Facebook hints at Libra strategy shift to appease regulators
Facebook's original proposal for Libra was to develop a sweeping, global currency with the backing of the world's biggest companies. Now, with fewer companies on its side and a massive backlash by lawmakers, Facebook is loosening one of Libra's core values.
Libra’s planned structure managed currency volatility risk by backing Libra with a basket of national currencies that the Libra Association would determine.
Speaking at a banking conference this weekend, David Marcus — who leads Calibra, the Facebook subsidiary that’s part of the broader Libra cryptocurrency project — suggested the larger goal of improving global payments could be met differently, by backing Libra with stablecoins in different markets, such as the dollar in the U.S. or the pound in the U.K.
That doesn’t sound much different, but the hypothetical change Marcus suggested would introduce local sovereignty, and thus a path to country-specific regulation. Facebook has also reportedly worked with stablecoins in the recent past as part of a WhatsApp transfer feature.
“It shows that Libra acknowledges regulatory concerns and is prepared to consider various options,” said Zil Bareisis, a senior analyst at Celent. “Of course, it’s difficult to say whether it would be enough, or even if that’s the route they would be prepared to go.”
If nothing else, Marcus' words are a concession to the prevailing criticism of Libra as a “shadow currency,” but likely just the start of the process. Libra needs regulatory support to build its payments system, and has promised it will not launch until it has political support.
While designed to anticipate regulatory pressure by diversifying risk, the "basket of currencies" model instead is seen as a way to circumvent central banks’ traditional roles of setting monetary policy in their own nations.
Japanese regulators, for example, contend the basket approach is designed to remove the power of specific regulators over Libra.
“While it was not always thus, today the state enjoys a monopoly issuing currency,” said Eric Grover, a principal at Intrepid Ventures. “Regulators don’t want a competing currency. Marcus is floating a compromise."
Libra also needs to address risk concerns such as cryptocurrency's notorious volatility. Like most cryptocurrencies, the fear of volatility is one of the main risks holding back adoption for wider payments. Stablecoins, which peg crypto to a government currency, are the main strategy to mitigate this volatility.
The stablecoin flexibility Marcus is suggesting would not entirely remove the competitive element, as Libra would still be a distinct universal payment ecosystem, making it an ostensible rival to governments and for-profit payment processors.
As such, it would be broader in scope than other blockchain initiatives, such as Walmart's patent application for digital currency, which has a narrow Walmart-specific use case; or Bank of America's attempt to patent blockchain technology to improve digital wallet security. JPMorgan Chase CEO Jamie Dimon, whose bank is developing a digital coin of its own for mostly B2B transactions, recently predicted Libra will "never happen."
“If Libra were to instead just be an alternative payment system instead of a currency as well, that would eliminate the issue,” Grover said. “Constructively it wouldn’t be much different from a tokenized prepaid or debit card.”

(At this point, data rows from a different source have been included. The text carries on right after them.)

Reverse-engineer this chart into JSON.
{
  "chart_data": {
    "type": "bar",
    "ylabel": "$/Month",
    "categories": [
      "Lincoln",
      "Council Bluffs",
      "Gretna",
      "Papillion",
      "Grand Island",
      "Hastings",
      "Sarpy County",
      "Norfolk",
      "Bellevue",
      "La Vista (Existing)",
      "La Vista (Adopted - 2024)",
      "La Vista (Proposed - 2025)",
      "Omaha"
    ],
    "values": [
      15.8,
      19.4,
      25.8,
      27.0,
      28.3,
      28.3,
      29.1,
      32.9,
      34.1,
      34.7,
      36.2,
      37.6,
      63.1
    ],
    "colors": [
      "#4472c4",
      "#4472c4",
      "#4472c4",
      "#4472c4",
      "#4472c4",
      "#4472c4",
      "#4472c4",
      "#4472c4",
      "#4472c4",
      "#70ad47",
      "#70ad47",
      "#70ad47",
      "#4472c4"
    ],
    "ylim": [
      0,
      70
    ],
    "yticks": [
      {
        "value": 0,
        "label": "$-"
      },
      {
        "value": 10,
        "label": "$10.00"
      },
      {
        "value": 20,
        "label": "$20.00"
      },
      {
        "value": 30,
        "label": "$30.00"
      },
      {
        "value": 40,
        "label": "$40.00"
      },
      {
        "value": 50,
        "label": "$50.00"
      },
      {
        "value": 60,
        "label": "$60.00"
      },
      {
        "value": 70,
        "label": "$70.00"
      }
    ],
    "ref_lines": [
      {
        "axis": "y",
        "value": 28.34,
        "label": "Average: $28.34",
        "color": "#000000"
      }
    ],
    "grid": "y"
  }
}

Libra's founding group of 28 partners has shrunk in recent weeks, as PayPal, Visa, Mastercard, Stripe, eBay and Latin American payment company Mercado Pago have all declined to participate, though in most cases the companies have left open the possibility of returning.
Amid the payment company departures, Marcus has promised the Libra project will go forward.
At the banking conference, Marcus also said the project's goal of a summer 2020 launch remains, though he said delays are possible. But like any other company that would build a cryptocurrency, Facebook will still have to gain merchant, bank and consumer support, even if it overcomes the regulatory hurdles.
“Visa, Mastercard and PayPal, while possibly resigned to having to deal with [regulators and politicians], can’t be keen about the world’s largest social media network launching a competing payment system,” Grover said.